Kavanaugh’s outrage is the embodiment of entitlement Lisa Falkenberg
Says the judge’s anger is at his perception that he’s being unjustly denied, but the seat cannot be stolen if it’s not yet his.
What lurked behind Judge Brett Kavanaugh’s snarl as he addressed the Senate Judiciary Committee last week to fight for his nomination to the U.S. Supreme Court?
Anger, certainly. Fear, understandably, for his future and for his family. Contempt for Democrats who, in his view, have savaged his name and desecrated a hallowed process for partisan gain.
Under it all, though — the twisted expressions, the welling eyes, the barking tone of righteous indignation — was one thing: Entitlement. It’s the feeling that something he deserves is being unjustly denied. The perception that highway robbery is afoot to plunder the destiny he claimed long ago.
He doesn’t seem to grasp that something cannot be stolen that is not yet his. In his mind, it is his. He had the right breeding, the right upbringing, the right religious regimen — Sunday church attendance as routine as brushing teeth! The right education — did you know? He went to Yale Law School.
In his gut, Kavanaugh may agree with the sentiments of the president who anointed him with a lifetime appointment to the highest court in the land:
“You talk about central casting,” President Donald Trump said earlier this month. “He was born — they were saying it 10 years ago about him — he was born for the U.S. Supreme Court. He was born for it. And it’s going to happen.”
An attempt to question that outcome, no matter how serious or credible the reasons, is seen not as an act of civic duty, not as an essential exercise in thorough vetting, but as an outright theft.
Watching the epic political drama of last week’s Senate hearing, I came to agree with Kavanaugh’s description of it: “a national disgrace.” But for different reasons. It never should have occurred before an FBI investigation into Christine Blasey Ford’s allegations that Kavanaugh sexually assaulted her at a gathering decades ago in high school. Sure, the Democrats may benefit from the airing of Ford’s ordeal, but that doesn’t make her story less true.
The hearing seemed to have nothing to do with actually hearing anything. Each side came in with battle plans: the Democrats to filibuster Kavanaugh’s nomination to death, the Republicans to ramrod it through, but not before showing Ford the courtesy of feigned interest in her story so as not to seem insensitive.
Her story, told under questioning from a highly skilled sex crimes prosecutor, turned out to be compelling, her fear and trauma palpable, her credibility solid. Her certainty that Kavanaugh was her attacker? “100 percent.” But Republicans quickly dispatched with that conundrum. They didn’t call her a liar. They called her confused. And then, in so many words, they called her irrelevant.
Truth wasn’t the goal; that much was clear.
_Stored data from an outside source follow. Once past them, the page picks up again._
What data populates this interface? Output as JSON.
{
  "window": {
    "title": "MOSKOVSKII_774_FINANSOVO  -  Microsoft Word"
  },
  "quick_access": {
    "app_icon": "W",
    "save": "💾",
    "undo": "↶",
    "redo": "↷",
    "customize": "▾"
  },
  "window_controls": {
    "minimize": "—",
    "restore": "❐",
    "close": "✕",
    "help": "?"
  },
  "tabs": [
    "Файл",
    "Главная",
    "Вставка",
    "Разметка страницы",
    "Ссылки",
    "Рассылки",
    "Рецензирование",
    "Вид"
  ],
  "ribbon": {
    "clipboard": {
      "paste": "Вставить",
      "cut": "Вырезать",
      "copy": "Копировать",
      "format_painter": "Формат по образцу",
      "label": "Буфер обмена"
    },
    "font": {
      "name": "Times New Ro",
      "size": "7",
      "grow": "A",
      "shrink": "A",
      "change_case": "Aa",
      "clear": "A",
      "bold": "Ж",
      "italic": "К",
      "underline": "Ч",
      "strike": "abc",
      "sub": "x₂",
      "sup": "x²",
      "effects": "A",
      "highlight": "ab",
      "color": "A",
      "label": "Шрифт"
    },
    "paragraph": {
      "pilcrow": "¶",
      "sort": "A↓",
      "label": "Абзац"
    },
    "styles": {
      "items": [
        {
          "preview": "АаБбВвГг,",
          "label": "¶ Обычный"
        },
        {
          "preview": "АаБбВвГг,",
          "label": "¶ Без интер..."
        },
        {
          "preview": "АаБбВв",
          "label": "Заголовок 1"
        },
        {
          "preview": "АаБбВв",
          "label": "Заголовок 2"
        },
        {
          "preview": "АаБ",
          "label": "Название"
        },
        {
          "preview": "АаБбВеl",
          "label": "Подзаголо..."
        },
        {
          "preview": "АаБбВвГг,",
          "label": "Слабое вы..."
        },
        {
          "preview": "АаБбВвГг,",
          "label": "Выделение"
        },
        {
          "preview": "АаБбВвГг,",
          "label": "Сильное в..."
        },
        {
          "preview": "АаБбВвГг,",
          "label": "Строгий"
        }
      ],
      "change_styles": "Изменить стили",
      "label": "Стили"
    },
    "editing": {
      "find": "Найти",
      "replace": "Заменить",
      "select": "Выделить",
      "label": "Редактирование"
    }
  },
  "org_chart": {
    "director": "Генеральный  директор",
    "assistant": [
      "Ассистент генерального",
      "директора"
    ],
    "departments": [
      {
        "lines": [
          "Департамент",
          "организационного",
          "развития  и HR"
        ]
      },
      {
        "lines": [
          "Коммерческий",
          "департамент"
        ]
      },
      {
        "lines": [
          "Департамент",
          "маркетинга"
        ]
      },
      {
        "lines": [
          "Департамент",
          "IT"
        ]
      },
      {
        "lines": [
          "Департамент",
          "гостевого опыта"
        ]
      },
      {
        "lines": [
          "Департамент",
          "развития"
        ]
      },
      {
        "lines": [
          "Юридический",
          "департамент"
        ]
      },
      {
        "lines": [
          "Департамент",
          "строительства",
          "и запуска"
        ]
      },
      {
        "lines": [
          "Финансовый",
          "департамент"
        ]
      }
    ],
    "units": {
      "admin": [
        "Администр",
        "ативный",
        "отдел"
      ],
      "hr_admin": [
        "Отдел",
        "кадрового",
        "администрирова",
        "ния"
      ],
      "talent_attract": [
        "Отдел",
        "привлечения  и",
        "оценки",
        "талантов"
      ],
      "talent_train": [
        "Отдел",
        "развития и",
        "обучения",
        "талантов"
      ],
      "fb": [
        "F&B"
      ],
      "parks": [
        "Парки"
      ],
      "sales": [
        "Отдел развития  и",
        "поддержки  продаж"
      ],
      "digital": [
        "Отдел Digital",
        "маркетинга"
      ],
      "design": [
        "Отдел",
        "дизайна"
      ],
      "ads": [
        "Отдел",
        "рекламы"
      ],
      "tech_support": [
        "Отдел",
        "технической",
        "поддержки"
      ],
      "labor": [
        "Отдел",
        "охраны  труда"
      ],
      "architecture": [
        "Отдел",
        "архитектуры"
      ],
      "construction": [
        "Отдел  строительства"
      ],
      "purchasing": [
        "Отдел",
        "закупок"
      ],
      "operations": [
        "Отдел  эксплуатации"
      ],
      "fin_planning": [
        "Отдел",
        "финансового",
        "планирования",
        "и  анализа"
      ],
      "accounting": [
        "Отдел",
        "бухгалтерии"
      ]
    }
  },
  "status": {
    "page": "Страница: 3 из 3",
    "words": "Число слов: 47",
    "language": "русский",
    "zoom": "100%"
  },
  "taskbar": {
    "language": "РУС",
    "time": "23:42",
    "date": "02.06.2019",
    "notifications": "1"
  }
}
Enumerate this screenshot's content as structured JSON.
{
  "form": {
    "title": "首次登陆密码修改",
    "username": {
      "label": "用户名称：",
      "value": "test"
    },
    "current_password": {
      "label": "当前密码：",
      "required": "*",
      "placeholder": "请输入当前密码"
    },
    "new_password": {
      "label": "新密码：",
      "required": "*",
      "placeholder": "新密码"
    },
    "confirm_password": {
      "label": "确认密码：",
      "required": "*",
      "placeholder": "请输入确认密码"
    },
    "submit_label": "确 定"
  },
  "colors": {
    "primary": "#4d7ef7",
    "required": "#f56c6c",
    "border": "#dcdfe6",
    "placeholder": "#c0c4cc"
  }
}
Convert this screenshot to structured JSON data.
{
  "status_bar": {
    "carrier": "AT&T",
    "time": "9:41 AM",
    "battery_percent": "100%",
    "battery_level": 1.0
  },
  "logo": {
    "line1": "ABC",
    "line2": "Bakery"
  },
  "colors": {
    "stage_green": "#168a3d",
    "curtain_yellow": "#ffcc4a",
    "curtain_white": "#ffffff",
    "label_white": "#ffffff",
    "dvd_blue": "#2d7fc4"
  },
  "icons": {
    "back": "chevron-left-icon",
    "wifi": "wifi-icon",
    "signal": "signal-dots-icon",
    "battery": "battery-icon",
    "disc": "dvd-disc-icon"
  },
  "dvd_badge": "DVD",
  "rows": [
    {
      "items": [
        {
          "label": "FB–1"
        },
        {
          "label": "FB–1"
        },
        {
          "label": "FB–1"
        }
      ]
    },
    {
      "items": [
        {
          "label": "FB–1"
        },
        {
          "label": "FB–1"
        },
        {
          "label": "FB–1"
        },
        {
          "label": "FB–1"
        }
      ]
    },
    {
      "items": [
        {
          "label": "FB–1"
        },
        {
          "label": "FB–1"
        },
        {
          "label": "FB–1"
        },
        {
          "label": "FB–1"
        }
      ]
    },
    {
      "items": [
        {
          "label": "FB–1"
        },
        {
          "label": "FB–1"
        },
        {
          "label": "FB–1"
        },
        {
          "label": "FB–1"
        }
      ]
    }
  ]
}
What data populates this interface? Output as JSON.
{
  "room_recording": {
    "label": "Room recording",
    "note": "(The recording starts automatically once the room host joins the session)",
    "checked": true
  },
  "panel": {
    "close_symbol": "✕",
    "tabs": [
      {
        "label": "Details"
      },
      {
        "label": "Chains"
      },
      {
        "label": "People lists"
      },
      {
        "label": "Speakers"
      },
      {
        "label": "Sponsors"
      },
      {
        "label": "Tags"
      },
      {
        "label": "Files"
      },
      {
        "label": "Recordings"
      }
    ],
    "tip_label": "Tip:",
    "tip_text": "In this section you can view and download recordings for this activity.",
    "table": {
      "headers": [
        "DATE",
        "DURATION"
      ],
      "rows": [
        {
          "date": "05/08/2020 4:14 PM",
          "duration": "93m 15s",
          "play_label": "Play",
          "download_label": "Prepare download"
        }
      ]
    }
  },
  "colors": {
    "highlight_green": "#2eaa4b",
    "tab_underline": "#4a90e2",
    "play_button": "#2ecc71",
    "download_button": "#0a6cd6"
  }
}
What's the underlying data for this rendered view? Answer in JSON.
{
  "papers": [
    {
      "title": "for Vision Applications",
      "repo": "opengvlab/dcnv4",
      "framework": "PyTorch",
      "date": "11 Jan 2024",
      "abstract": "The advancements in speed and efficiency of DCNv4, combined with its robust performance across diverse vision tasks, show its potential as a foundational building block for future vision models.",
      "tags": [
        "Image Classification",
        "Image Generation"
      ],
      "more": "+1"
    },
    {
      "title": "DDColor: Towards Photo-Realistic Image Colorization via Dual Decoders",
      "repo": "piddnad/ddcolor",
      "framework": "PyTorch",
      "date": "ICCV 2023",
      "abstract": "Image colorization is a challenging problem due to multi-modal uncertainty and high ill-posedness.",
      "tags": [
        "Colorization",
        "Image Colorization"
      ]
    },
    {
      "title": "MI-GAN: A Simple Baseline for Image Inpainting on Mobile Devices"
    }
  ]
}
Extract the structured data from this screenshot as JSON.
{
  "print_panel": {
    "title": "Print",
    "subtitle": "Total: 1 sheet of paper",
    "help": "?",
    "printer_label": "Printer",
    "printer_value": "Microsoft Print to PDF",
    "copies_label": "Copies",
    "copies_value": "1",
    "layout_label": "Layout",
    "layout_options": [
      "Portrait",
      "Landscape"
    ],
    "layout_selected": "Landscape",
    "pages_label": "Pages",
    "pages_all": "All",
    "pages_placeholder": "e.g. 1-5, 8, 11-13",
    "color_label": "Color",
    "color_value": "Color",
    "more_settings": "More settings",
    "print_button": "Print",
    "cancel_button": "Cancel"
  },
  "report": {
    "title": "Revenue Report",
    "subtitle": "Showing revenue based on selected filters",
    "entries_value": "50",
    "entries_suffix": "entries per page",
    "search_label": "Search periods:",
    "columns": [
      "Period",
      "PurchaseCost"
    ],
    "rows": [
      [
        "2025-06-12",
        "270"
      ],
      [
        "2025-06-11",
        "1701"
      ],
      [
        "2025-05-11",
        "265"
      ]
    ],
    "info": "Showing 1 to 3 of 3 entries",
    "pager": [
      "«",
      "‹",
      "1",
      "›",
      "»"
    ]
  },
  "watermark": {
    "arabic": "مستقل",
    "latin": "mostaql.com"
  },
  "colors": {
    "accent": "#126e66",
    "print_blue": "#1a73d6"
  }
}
As soon as the skilled prosecutor built up a bit of momentum in her questioning of Kavanaugh, Republican senators interrupted, turned the neutral prosecutor into a prop and remade the probe into a defense — a defense of a good man, himself a victim of a smear campaign organized by Democrats to block his nomination and in the process destroy his life.
“This is not a job interview,” Sen. Lindsey Graham, R-S.C., told Kavanaugh. “This is hell.”
Kavanaugh, too, described a bleak future for himself and his family were he not confirmed for the court seat. He might not be able to teach law, or even coach girls basketball again.
That may be true for someone convicted in criminal court. A Senate confirmation hearing is not criminal court. In a criminal court, people are innocent until proven guilty. Why? Because the stakes are high: The accused stands to lose his liberty.
Kavanaugh stands to lose a job promotion.
In the criminal process, there’s an investigation, a chance for both sides to present witnesses and evidence. None of that has occurred. A criminal charge isn’t the goal here. But truth should be.
If Kavanaugh is so concerned about his reputation, why hasn’t he taken a lie detector test? Why hasn’t he asked for an FBI investigation? Why hasn’t he demanded a key witness, Mark Judge, be heard? Ford has done all of the above. Republicans, at the insistence of Sen. Jeff Flake, R-Ariz., finally agreed to a weeklong FBI investigation. But not before the American Bar Association and the dean of Yale Law School called for one.
This divided nation needs a thorough review of the allegations against Kavanaugh, not another charade. A Supreme Court seat doesn’t belong to a man, no matter his pedigree. It doesn’t belong to a party, no matter its power. It belongs to the people. And we are entitled to a confirmation process worthy of the position.